Charlie looked up. “Hey, Jenny’s okay. She’s an honors student.”

Kendall leaned forward, remembering something. “Watch out for that politics class,” he warned. “‘Warm yourself before the fire of the wise, but beware of their embers, lest you be singed.’”

“Politics,” muttered Yola. “That’s for motor clubs.”

Anouk was fuming and muttering under her breath. “It’s an outrage,” she abruptly exclaimed. “They told me,” she hissed, “to meet with the
Christian
chaplain.”

“You must be a hard case,” said Kendall. “Like the guys that hump elephants.”

Anouk’s silverware clattered on the table. “I knew this abominable college would try to convert me.
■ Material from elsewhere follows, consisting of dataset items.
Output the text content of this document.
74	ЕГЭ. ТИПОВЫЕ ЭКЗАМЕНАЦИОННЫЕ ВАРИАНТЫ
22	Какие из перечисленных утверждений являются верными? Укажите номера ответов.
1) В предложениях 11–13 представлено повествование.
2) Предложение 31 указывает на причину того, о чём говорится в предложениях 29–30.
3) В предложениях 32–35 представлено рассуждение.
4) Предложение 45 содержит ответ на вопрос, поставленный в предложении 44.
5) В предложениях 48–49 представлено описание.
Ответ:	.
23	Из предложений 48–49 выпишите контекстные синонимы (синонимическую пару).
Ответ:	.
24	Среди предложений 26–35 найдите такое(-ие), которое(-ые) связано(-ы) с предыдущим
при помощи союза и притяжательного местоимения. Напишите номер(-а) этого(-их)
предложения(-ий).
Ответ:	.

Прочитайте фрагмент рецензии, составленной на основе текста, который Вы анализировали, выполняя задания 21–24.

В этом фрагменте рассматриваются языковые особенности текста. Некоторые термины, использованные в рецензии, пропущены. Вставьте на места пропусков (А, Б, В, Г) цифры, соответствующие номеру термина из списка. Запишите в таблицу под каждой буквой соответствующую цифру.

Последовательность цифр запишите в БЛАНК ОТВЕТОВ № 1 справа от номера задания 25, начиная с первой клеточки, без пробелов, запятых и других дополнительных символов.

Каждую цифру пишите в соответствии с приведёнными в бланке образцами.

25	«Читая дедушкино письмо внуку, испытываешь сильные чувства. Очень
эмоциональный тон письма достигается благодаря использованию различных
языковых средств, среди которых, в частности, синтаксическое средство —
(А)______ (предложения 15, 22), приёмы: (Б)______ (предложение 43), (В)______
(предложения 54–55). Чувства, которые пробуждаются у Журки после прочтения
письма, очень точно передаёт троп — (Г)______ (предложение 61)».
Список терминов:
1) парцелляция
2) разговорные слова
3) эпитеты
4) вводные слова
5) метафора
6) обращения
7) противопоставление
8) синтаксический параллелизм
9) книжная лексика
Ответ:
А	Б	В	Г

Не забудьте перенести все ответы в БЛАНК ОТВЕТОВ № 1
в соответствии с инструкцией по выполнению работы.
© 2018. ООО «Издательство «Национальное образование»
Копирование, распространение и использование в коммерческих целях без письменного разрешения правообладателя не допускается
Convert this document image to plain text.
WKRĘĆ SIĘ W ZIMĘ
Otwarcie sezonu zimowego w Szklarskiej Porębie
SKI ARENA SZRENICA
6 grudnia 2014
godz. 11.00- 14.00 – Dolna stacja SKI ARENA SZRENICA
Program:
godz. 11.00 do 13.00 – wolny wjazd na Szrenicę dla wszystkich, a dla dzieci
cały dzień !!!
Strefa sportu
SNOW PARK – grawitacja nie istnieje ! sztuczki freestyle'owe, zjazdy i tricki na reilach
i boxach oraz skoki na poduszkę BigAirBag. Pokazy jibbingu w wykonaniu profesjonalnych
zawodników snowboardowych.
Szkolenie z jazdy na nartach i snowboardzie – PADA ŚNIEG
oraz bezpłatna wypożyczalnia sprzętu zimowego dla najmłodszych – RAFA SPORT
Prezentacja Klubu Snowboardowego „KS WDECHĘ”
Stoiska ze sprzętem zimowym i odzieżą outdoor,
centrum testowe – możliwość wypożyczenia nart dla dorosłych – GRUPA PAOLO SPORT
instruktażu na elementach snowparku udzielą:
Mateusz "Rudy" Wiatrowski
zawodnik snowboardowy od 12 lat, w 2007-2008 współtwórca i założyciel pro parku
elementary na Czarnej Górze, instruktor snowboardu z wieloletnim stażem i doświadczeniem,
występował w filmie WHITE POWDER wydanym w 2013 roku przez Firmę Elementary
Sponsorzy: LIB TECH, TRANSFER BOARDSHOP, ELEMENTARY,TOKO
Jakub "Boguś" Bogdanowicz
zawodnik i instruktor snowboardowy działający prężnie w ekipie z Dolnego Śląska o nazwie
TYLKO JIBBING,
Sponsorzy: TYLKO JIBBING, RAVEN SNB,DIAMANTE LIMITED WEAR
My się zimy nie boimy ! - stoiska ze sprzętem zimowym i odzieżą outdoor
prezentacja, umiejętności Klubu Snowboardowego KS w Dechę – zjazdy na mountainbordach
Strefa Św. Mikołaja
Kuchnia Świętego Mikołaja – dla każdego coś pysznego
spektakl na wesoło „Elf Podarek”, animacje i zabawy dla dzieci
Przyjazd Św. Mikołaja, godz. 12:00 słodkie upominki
The Euro minister will hear of it.”

“Why don’t you see Coach instead?” offered Kendall. “Coach won’t convert anybody. Believe me, I’ve tried.”

Jenny said, “Father Clare won’t convert you either. Look, Anouk, you’ve just got to quit hacking the Pentagon.” And all your friends, she nearly added.

“I cut way back. I only … explore once a week.”

Yola eyed her with interest. “You hack the Pentagon? Really?”

Anouk gave a modest shrug.

“Ever hack the Creep?”

At the mention of the Creep, heads turned. The Creep, originally an Idaho senator with ties to the solar industry, had been vice president since anyone could remember. Every Centrist candidate picked some rifle-toting blonde to drum up the votes, but always ditched her at the last minute, ending back with the Creep. Obsessed with the war on ultra, the Creep never appeared in public, but he ran much of the government; how much was never known for sure.